Summary and Conclusions
Our latest Quarterly Economic Bulletin steps back from recent developments to focus on the underlying drivers of long-term growth and development challenges for Caribbean countries. Two key themes have been central to this story—slow productivity growth and lagging investment in national capital stock. In this context, our publication examines how investment in a key dimension of national infrastructure might help drive faster growth. The analysis shows that, based on existing measures, there is considerable room for improvement in the adoption of digital technologies and practices, particularly when compared with the world’s leading advanced economies.

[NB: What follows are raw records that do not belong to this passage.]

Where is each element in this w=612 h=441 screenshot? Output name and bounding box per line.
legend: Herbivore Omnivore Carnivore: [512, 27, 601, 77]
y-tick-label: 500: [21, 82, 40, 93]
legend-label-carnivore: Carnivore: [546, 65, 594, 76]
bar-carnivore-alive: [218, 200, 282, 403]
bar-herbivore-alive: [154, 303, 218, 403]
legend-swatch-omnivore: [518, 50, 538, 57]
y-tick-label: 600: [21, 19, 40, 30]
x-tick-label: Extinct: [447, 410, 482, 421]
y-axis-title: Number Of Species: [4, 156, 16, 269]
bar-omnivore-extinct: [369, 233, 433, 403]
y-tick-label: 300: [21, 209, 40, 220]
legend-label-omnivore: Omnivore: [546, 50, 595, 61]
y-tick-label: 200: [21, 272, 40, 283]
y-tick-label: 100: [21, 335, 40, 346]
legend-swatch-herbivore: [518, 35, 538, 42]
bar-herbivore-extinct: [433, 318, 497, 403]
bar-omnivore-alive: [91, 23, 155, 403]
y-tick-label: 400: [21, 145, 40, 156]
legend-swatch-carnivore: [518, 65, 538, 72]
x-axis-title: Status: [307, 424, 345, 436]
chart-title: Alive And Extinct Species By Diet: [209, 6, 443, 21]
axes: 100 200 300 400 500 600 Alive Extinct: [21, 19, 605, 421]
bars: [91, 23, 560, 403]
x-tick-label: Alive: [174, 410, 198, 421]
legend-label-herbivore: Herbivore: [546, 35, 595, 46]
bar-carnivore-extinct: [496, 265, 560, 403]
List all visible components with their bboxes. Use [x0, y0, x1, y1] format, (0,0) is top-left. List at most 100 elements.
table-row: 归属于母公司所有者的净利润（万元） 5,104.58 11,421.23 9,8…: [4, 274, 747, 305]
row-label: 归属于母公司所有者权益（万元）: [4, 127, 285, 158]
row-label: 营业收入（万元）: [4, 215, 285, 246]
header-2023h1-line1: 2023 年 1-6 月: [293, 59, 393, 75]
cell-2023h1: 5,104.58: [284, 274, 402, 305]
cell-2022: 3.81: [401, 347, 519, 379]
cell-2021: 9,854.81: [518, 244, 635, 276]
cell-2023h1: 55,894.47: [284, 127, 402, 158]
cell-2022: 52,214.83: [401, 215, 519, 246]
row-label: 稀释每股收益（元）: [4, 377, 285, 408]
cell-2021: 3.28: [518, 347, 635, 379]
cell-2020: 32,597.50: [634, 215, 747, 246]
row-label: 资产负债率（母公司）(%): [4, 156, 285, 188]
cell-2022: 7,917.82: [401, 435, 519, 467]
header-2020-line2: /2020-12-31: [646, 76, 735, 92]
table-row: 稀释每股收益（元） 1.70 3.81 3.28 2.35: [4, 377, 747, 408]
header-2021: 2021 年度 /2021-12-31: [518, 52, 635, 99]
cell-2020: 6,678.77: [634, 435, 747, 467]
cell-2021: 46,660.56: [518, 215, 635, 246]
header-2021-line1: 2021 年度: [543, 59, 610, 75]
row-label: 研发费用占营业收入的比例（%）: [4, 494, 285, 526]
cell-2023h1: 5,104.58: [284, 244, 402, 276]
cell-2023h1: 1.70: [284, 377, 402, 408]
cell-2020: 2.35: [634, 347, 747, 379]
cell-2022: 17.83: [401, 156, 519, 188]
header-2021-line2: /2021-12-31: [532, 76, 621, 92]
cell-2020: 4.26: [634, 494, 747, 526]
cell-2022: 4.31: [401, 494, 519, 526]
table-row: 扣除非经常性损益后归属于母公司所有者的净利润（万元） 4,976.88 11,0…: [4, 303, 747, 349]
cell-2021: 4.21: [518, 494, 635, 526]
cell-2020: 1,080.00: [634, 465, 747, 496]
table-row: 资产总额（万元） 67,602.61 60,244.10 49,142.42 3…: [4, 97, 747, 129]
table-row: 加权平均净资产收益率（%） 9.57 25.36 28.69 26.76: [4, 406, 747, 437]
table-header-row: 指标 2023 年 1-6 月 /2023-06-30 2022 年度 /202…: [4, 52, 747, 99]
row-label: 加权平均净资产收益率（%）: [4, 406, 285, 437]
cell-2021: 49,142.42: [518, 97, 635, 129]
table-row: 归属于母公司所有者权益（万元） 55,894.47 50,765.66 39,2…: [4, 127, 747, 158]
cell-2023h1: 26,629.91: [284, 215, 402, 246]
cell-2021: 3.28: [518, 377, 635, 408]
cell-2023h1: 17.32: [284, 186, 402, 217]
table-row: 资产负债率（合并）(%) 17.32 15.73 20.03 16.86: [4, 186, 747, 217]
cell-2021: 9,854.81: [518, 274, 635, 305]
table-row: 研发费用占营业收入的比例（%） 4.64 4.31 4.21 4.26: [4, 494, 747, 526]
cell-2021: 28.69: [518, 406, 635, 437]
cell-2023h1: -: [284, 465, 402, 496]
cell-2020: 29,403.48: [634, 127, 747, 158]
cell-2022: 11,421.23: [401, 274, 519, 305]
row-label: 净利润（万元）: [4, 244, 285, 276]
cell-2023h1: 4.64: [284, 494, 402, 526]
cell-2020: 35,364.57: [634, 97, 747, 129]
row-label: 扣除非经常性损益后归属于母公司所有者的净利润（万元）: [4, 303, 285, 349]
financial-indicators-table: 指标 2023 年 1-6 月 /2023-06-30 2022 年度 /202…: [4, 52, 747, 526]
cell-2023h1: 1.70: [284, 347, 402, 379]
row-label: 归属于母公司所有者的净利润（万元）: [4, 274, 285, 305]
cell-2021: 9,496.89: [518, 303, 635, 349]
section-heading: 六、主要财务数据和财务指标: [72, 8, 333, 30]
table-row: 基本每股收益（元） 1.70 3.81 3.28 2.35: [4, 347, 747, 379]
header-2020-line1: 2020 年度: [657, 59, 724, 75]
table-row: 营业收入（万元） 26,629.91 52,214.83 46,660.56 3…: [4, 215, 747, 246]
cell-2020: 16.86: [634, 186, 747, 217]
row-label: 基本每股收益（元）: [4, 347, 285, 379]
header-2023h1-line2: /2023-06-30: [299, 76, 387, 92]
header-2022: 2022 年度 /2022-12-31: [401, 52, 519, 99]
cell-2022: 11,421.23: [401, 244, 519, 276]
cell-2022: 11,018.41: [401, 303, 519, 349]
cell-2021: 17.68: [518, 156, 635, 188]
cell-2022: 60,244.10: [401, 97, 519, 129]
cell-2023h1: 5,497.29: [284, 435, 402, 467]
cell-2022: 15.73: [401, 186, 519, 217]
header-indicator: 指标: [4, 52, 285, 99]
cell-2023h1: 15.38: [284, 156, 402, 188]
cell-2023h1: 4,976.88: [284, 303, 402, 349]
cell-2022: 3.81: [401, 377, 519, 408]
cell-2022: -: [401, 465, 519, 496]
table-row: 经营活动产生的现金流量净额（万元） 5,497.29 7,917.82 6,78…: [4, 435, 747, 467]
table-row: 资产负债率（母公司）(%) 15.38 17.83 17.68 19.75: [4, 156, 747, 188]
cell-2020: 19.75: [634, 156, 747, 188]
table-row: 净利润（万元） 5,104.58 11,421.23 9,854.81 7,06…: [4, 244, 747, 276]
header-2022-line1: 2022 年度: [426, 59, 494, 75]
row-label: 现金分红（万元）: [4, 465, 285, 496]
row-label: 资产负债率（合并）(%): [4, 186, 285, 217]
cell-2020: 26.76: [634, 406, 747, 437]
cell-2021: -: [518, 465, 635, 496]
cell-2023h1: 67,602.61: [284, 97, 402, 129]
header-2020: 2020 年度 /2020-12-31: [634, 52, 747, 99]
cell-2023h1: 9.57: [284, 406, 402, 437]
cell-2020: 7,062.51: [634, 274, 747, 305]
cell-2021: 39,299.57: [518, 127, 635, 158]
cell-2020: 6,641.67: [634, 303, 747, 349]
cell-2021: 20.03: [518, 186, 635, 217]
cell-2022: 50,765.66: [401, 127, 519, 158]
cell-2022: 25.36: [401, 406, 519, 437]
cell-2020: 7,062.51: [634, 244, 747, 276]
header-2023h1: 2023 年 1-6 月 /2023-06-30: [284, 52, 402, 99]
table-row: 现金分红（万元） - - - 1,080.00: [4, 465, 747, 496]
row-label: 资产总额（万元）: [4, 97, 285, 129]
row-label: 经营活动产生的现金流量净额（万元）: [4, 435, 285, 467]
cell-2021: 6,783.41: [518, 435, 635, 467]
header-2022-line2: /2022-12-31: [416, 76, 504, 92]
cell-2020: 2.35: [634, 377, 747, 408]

Importantly, IDB research suggests that while in many cases gaps between countries in the region and OECD economies are large, focused investment in related areas has the potential to yield very large improvements in growth, productivity, and, by implication, development outcomes. Our latest Quarterly Economic Bulletin also presents a new measure of the balance of costs versus benefits of such investment, and has found that multipliers could be substantial for many Caribbean countries. These and related results can help to focus public and private investment priorities over the short to medium term, particularly because such efforts have never been more consequential for countries that have been hardest hit by the current pandemic.